The company exited the fourth quarter with better-than-expected results. Year-over-year revenue growth was impressive as well. National Vision has been witnessing positive comparable growth on increased customer transactions over the last 72 straight quarters.

The company executed its core growth strategies well in 2019. It is optimistic about maintaining the growth momentum at its Legacy segment along with other brands. It is also steadily progressing with its omni-channel efforts to enhance customer experience and operating efficiency.
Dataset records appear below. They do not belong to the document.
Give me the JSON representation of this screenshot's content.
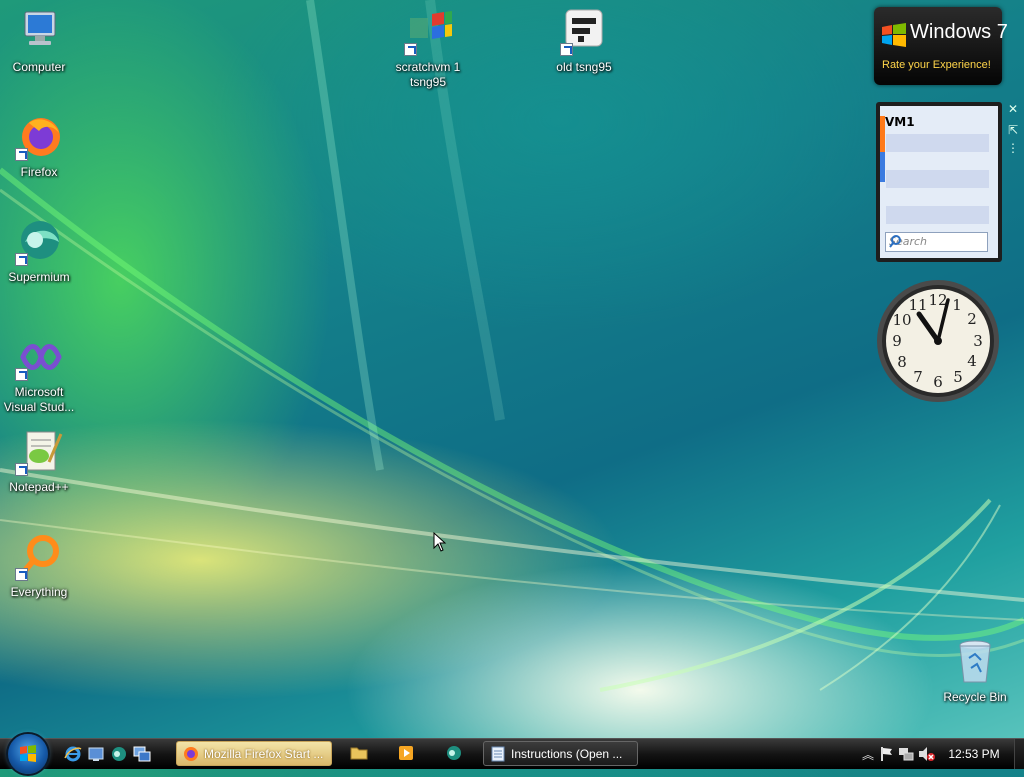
{
  "desktop": {
    "icons": [
      {
        "label": "Computer"
      },
      {
        "label": "Firefox"
      },
      {
        "label": "Supermium"
      },
      {
        "label": "Microsoft Visual Stud..."
      },
      {
        "label": "Notepad++"
      },
      {
        "label": "Everything"
      },
      {
        "label": "scratchvm 1 tsng95"
      },
      {
        "label": "old tsng95"
      },
      {
        "label": "Recycle Bin"
      }
    ]
  },
  "gadgets": {
    "windows7": {
      "title": "Windows 7",
      "subtitle": "Rate your Experience!"
    },
    "feed": {
      "title": "VM1",
      "search_placeholder": "Search"
    },
    "clock": {
      "icon": "analog-clock-icon"
    }
  },
  "taskbar": {
    "start_icon": "windows-orb-icon",
    "quick_launch": [
      "internet-explorer-icon",
      "show-desktop-icon",
      "supermium-icon",
      "switch-windows-icon"
    ],
    "buttons": [
      {
        "label": "Mozilla Firefox Start ...",
        "icon": "firefox-icon",
        "active": true
      },
      {
        "label": "",
        "icon": "folder-icon"
      },
      {
        "label": "",
        "icon": "media-player-icon"
      },
      {
        "label": "",
        "icon": "supermium-icon"
      },
      {
        "label": "Instructions (Open ...",
        "icon": "notepad-icon"
      }
    ],
    "tray": {
      "icons": [
        "show-hidden-icons-icon",
        "action-center-flag-icon",
        "network-icon",
        "volume-muted-icon"
      ],
      "time": "12:53 PM"
    }
  }
}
Over the last 72 consecutive quarters, comps have shown steady growth led by consistent in-store performance. In fourth-quarter 2019, comparable store sales grew 10.1%, whereas adjusted comparable store sales growth was 8.1%. The upside was driven by 9% comparable sales growth in America’s Best and 6.4% comparable sales growth in Eyeglass World.

In 2020, National Vision plans to continue to focus on its core growth drivers. The company believes that its ability to hold on to its optometrists has acted as a tailwind and plans to maintain it. Notably, its optometrist retention rate is scaling new highs fueled by continuous optometrist recruitments and retention programs. The company also aims at consistently driving comps growth.

Rising costs have been putting pressure on its bottom line. National Vision’s net margin trend has remained negative over the past two years. Escalating costs are putting pressure on margins and continue to be a concern for this company.

Moreover, the company’s high dependence on a limited number of suppliers exposes it to concentration of supplier risk.

Key Picks

Some better-ranked stocks from the broader medical space are ResMed Inc. (RMD - Free Report) , Medtronic plc (MDT - Free Report) and Hill-Rom Holdings, Inc. (HRC - Free Report) .

ResMed has a projected long-term earnings growth rate of 14.5%. It currently carries a Zacks Rank #2 (Buy). You can see the complete list of today’s Zacks #1 Rank (Strong Buy) stocks here.

Medtronic’s long-term earnings growth rate is estimated at 7.4%. The company presently carries a Zacks Rank #2.

Hill-Rom’s long-term earnings growth rate is estimated at 11.1%. It currently carries a Zacks Rank #2.